UPPER CRETACEOUS AMMONITE BIOSTRATIGRAPHY AND PALEOCEANOGRAPHY OF THE MANCOS SHALE IN THE SAN RAFAEL SWELL, EAST-CENTRAL UTAH

During the Late Cretaceous, most of eastern Utah was covered by the Western Interior Seaway, an epeiric sea that stretched across much of central North America, from the Arctic Ocean to the Gulf of Mexico. A multitude of ammonites, bivalves, and other creatures inhabited this seaway. The fine-resolution stratigraphy of biotic and abiotic depositional and environmental changes seen within the basal 40 m of the Blue Gate Shale Member (BGSM) of the Mancos Shale in the San Rafael Swell has not been previously documented for the area around Grassy, Utah. While these rocks were being deposited (Upper Turonian, ~90 Ma) global records indicate large fluctuations in oxygen content of seawater that may have contributed to extinctions, extirpations, and shifts in ecosystem dynamics of the region. Here, we attempt to document the effects of anoxic events by using biostratigraphic observations, specifically with regard to the ammonites. Based on previous studies, beginning ~1 to 2 m below the base of the BGSM, Prionocyclus wyomingensis is observed as the first dominant large ammonite species in the BGSM. We tentatively mark this as the first appearance datum (FAD) of this species in this section. The dominant species changes to Prionocyclus novimexicanus with a FAD at ~15 m, continuing until ~40 m. Within the Prionocyclus novimexicanus taxon range zone, a FAD for Prionocyclus quadratus is observed.

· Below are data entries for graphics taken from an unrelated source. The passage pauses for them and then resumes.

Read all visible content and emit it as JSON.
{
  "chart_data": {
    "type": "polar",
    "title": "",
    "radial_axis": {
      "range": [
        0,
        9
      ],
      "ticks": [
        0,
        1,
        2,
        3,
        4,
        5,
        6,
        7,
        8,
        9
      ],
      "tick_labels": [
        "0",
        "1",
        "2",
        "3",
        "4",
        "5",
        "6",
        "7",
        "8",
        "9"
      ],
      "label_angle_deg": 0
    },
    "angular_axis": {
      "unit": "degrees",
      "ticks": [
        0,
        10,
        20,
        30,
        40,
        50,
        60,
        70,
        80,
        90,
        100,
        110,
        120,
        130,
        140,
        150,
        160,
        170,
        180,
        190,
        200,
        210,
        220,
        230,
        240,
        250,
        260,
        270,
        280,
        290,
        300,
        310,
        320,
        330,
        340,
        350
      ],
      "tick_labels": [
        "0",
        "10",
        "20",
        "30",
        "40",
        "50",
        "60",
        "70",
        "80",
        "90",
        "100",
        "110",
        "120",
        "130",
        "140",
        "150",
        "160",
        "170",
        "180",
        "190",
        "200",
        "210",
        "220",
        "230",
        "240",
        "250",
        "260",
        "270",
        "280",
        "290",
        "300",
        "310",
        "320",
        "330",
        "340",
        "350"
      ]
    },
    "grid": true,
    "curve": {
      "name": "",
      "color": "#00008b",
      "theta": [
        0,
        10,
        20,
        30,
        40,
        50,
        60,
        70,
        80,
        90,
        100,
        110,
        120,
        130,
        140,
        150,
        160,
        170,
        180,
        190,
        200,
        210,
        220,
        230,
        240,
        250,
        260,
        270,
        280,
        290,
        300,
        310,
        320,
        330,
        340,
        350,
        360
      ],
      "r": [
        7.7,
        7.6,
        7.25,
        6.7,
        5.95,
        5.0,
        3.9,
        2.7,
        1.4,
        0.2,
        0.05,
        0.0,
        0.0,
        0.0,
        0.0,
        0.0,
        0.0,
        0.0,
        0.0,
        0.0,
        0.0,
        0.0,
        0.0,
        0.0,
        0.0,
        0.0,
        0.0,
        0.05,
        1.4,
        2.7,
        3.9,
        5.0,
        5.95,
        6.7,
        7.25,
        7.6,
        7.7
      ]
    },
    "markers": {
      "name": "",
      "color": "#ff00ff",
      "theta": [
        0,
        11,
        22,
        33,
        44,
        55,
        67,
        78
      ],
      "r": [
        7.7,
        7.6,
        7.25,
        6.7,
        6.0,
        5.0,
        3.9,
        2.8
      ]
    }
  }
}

Other fossils that were observed were scaphitid ammonites (in concretions at ~7 m) and multiple species of inoceramid bivalves (throughout the observed section). Local facies changes include shifts from shale to silt back to shale seen multiple times throughout the analyzed 40 m. In addition to the biostratigraphic features, the section here also contains two possible bentonite beds which lie at ~27 m and ~31 m. Isotopic analyses of δ13C and δ18O are currently being pursued in an effort to tie the documented biostratigraphy with larger environmental changes and possible regional marine anoxic events.